Avec
la trouvaille de Rose, tous nos travaux étaient relancés. Nous
partions sur une voie nouvelle. Nous savions déjà que le cerveau
émettait des ondes,
par exemple alpha
ou bêta, durant
les phases de sommeil ou proches du sommeil. Il était donc logique
qu’une modification de l’action radio du cerveau intervienne au
moment de la décorporation.
Le décollage
suivant de Stefania s’effectua à proximité d’un transistor. On
entendit effectivement un faible slash, la sortie du corps s’était
bel et bien accompagnée de l’émission d’ondes.
Raoul mit au point
un système sensible aux hautes, basses et moyennes fréquences, afin
de repérer sur quelle longueur d’onde précisément les
ectoplasmes émettaient. Stefania se livra à une courte méditation,
et de nouveau, le slash retentit comme un feulement. Nous examinâmes
cette « trace » sur l’oscilloscope. Il s’agissait d’une
longueur d’onde très basse, aux crêtes très espacées.
Raoul tripota
plusieurs manettes. Une ligne surmontée de chiffres apparut sur
l’écran de l’oscilloscope. Il reporta les nombres sur une table
de fréquences… Il partit des petits rayons gamma dont les crêtes
ne sont séparées que d’un
angström,
poursuivit au-dessus des rayons X et par-delà les rayons
ultraviolets. Il dépassa le spectre des couleurs visibles à l’œil
nu et dont la crête est d’un millimètre, les ondes télévision à
un mètre, les ondes radio et parvint à la plage « ondes cérébrales
». Il effectua encore quelques réglages.
- Nous avons affaire à des ondes extralongues espacées de plus d’un kilomètre, annonça-t-il.

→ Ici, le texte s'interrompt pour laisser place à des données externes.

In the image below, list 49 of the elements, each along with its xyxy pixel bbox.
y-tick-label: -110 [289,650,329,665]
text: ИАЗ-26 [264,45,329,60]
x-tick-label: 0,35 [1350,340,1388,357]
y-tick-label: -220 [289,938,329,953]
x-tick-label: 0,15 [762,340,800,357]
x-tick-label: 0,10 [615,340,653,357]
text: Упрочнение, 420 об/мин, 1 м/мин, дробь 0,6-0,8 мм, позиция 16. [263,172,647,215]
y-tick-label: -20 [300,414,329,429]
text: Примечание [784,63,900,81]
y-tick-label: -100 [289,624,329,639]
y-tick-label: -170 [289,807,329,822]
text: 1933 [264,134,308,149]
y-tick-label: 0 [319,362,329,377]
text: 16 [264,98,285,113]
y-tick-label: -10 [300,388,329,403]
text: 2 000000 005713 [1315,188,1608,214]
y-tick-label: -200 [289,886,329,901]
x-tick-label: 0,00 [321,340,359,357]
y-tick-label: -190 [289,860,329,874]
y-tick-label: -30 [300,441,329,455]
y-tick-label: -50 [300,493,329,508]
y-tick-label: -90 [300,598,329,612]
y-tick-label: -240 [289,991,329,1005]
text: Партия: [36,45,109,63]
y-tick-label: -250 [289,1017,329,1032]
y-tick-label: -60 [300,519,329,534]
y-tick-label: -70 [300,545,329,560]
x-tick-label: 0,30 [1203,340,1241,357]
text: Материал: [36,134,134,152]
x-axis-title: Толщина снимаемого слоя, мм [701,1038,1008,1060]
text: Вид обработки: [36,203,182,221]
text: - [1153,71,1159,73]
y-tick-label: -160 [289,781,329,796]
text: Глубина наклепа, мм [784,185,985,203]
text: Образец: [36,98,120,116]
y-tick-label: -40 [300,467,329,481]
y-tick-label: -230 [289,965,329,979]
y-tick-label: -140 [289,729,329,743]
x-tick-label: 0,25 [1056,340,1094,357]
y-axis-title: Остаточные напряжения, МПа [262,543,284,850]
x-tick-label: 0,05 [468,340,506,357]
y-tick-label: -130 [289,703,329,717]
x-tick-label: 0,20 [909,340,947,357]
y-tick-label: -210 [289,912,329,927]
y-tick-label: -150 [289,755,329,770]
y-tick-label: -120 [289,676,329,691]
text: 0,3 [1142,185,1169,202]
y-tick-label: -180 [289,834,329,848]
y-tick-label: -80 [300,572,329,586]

Il s’agit d’une fréquence radio très basse d’environ 86 kilohertz.
Nous poussâmes
des cris de jubilation. Nous disposions enfin d’une preuve
scientifique, matérielle, de l’activité extracorporelle des
thanatonautes. Personne ne pourrait désormais nier la réalité de
nos expériences.
Informé, Lucinder
décida sur-le-champ de nous attribuer un budget supplémentaire
qu’il prit sur la caisse noire de la Présidence.
Au moyen
d’instruments de plus en plus sophistiqués, nous identifiâmes
précisément l’empreinte ectoplasmique de Stefania : 86,4
kilohertz. Raoul conçut un détecteur d’envol permettant de
connaître la seconde exacte où le corps vital de Stefania se
désolidariserait de son corps physique.
Dès lors, une
question s’imposait : où situer géographiquement le Continent
Ultime ? En effet, si l’ectoplasme voyageait en demeurant
détectable grâce à un système radio, nous devions être à même
de suivre ses déplacements. Alors, où était donc le Paradis ? Où
se trouvait ce continent immatériel dont nous dressions les cartes
depuis si longtemps en ignorant son emplacement ?
Au plus haut du
thanatodrome, j’installai une vaste antenne parabolique, plutôt un
radiotélescope, de cinq mètres de diamètre. Une jolie marguerite
sur notre penthouse.
Une nouvelle étape
de notre conquête du continent des morts s’ouvrait à nous. Nous
entrions dans la « phase astronomique ».
Champagne !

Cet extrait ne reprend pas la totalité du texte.